In this case, “incorrect” simply means that they could have bought a cheaper ticket for the trips that they ended up making. For example, if a person buys a 7-day travel card, but then only travels during two days, it would have been cheaper for that person to use pay as you go. Overall, I found the program I wrote found that this 5% sample of travellers are spending just under GBP 2.5 million more than they should. Two points to note are: (a) using this sample of people to approximate the entire population would mean multiplying these figures by 20 and (b) the datasets each cover an 83-day period. In other words, this translates into an estimate that travellers cumulatively spend approximately GBP 200 million per year more than they need to, by simply buying the incorrect tickets.

To understand why this may be going on, consider this graph below (click for larger).

Graph Image

It shows the relationship between travel, in terms of trips per day/week/month/year (only in Zones 1 and 2) and what the cheapest fare will be for you to use. For example, you may start on pay as you go; if you travel more than 3 times in one day, a peak travel card is cheaper (and you should already get it by being capped); if you travel more than 3.58 days in a week, a 7-day card is cheaper (and so on). Remember: this is (1) only for Zones 1-2, and (2) there are also relationships between the best price and non-contiguous travel.
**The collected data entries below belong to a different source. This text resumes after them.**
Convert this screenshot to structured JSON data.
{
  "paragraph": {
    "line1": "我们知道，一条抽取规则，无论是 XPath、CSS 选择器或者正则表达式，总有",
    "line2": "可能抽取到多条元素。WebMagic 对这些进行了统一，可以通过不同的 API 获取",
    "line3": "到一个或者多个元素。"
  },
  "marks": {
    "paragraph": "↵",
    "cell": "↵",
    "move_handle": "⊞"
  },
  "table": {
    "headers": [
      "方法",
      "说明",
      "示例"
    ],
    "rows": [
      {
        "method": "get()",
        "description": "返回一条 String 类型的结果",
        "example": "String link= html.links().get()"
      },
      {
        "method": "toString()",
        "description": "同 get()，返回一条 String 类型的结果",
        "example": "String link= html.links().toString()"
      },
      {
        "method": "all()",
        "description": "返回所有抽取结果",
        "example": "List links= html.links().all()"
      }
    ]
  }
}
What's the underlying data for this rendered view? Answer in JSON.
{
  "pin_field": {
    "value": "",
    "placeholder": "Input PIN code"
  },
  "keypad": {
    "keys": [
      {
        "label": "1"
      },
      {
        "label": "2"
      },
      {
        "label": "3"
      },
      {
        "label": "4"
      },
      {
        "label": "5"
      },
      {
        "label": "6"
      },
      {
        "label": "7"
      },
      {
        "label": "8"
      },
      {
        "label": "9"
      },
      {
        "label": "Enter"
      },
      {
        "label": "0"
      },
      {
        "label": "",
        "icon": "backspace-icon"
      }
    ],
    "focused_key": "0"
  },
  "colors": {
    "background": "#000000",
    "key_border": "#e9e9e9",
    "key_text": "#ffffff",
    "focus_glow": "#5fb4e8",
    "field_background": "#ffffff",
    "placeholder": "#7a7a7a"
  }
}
So, maybe you don’t travel enough in 1 week for a 7-day travel card to be cheaper, but your trips over the whole month means that a 30-day travel card would have been best!

I then tested a variety of machine learning/data mining algorithms that tried to classify users to transport tickets based on their travel patterns. One of the most powerful classifiers that we tested is known as a decision tree: in our experiments, it was able to match travellers to the cheapest fare with over 98% accuracy, which translates into substantial savings for everybody. Wonderful!

I’d like to point out that this research** is not bad news for Transport for London.** They are not to blame for people’s incorrect purchases (if you really want to, you can point at them for having a set of prices that are possibly too complex to digest). Instead, this is an opportunity. The data that they have should be used to make their services better and to encourage Londoners to use TfL as much as possible. In fact, the same data that I’ve been looking at here to help travellers save money could also be used to help TfL make more money, at the same time. Oh, the future of data…

The paper I have written about this has just been accepted at the 2011 ACM Conference on Knowledge Discovery and Data Mining, and will be shortly is now available on my publications page. If you have any questions, please contact me or tweet @ me. The paper’s full abstract is below.

Abstract. As the public transport infrastructure of large cities expands, transport operators are diversifying the range and prices of tickets that can be purchased for travel. However, selecting the best fare for each individual traveller’s needs is a complex process that is left almost completely unaided. By examining the relation between urban mobility and fare purchasing habits in large datasets from London, England’s public transport network, we estimate that travellers in the city cumulatively spend, per year, up to approximately GBP 200 million more than they need to, as a result of purchasing the incorrect fares. We propose to address these incorrect purchases by leveraging the huge volumes of data that travellers create as they move about the city, by providing, to each of them, personalised ticket recommendations based on their estimated future travel patterns. In this work, we explore the viability of building a fare-recommendation system for public transport networks by (a) formalising the problem as two separate prediction problems and (b) evaluating a number of algorithms that aim to match travellers to the best fare. We find that applying data mining techniques to public transport data has the potential to provide travellers with substantial savings.